Seized by, and unable to resist my lustful desire, I lay down beneath the coverlet of the water, snuggled in the sandy bed.  The River Spirit takes hold of me and we made a kind of love that has been almost lost to mortal man...

For about an hour I visit with the River Spirit, and our pillow talk in that place is private.  Eventually I thought about Bob again, sitting alone with the night, so I bid farewell to the River Spirit with a promise to keep our trysts through all the years...

PART 3

Little did I suspect the trick she had played on me, however.  When I went to retrieve my Aurora headlamp, which claims to be waterproof, it was full of water and quite dead. I shall spare the gentle reader from a description of scrambling stark naked up a slick mud bank with no other light but that of the moon.  Thank God for the moon...  I worked my way back to camp and just before I got there, the Aurora came back to life for a little while.  I set up the Platypus shower, and told Bob how it worked.  He had a shower while I prepared a small fire, and we sat around it while I told him a few mystic secrets.
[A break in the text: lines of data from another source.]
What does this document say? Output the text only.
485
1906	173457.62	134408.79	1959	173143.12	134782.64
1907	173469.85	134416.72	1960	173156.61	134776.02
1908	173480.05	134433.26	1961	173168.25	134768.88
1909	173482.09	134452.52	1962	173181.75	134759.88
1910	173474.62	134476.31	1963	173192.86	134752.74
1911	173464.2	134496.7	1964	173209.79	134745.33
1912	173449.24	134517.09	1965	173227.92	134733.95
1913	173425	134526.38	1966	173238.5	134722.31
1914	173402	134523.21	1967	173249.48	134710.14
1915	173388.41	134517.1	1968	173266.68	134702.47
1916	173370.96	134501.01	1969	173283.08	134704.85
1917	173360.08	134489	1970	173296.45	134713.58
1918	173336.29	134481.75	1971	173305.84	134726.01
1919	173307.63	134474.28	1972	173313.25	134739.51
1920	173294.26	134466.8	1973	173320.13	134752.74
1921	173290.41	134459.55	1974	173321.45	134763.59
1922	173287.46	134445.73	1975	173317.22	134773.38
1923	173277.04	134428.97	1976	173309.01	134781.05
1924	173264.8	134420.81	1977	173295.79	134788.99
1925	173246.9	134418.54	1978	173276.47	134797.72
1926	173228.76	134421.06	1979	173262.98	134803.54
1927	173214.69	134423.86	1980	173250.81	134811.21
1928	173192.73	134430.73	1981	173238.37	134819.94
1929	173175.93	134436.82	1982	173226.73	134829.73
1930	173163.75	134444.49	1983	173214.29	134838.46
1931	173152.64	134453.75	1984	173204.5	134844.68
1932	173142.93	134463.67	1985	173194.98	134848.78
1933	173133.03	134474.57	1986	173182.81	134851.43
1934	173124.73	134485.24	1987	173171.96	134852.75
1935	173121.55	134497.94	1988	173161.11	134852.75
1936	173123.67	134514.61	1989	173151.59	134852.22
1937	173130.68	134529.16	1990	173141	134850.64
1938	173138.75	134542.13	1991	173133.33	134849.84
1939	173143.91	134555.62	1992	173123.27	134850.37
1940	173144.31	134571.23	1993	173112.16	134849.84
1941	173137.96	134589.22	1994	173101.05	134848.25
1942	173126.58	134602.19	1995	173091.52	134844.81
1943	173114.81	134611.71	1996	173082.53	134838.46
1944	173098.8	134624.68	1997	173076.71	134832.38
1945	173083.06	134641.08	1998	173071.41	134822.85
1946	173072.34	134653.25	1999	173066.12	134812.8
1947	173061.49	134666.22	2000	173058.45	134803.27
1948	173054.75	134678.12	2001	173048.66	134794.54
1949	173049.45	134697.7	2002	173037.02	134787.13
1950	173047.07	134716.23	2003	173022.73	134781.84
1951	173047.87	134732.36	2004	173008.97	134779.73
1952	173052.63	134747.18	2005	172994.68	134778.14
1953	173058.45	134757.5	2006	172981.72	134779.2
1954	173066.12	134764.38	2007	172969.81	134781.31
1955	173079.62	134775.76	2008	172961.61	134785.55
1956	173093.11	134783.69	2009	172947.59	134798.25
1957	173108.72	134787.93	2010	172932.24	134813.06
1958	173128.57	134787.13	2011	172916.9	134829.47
"Everything has a Sacred Spirit", I began, and launched into an explanation that ended with "God walks at night."  We discussed the difference between the experience of a 'modern' man in the wilds as opposed to the experience of 'primitive' man.  Modern man carries his civilization with him, and has an experience of being IN the woods.  Primitive man is a part of the world around him, and does not experience this seperation.  Bob thought about this for awhile, and then I asked him a question, much prefaced, which is itself a mystic secret: "I want you to listen to the sound of my voice, because I am going to ask you a question.  It isn't a question you can answer now, and it isn't a question you can even understand now.  Eventually, maybe even many years from now, you will remember the question and maybe experience the answer.  The question is this:  'How does it feel to be a natural animal in your natural environment?'"  (For a larger discussion of this, click here.)

He thought about this for a long time, and we finally were ready to go to bed.  I then told him about the waking hour, since it would happen to him and he hadn't experienced it before.  If you have ever slept outside, you have experienced it too, but maybe haven't thought about it.  Robert Louis Stevenson wrote an excellent little piece about this, that you can read by clicking here.

We turned in, and at about 2:00 in the morning, I awoke to the sound of something crashing through the forest.  I have become rather adept at telling what an animal is by the sound it makes as it walks, and I was rather alarmed by what I heard.  I couldn't tell what kind of animal it was, but it was BIG, and coming right towards the camp FAST.  I seized my flashlight and aimed it in the direction of the incoming critter.  As it turned out, it wasn't a critter at all.  It was TWO armadillos, which is why I was fooled.  Bob was awake too and wanted to know what the noise was.  "Just some armadillos."  "I'm wide awake.", he said.  "Yeah, it's the waking hour.  You'll fall back asleep eventually."  

Not being one to waste my waking hour lying around, I got up and watched the armadillos - not that they are particularly entertaining.  I eventually went back to bed while they kept Bob up for a few hours by rooting around his tarp.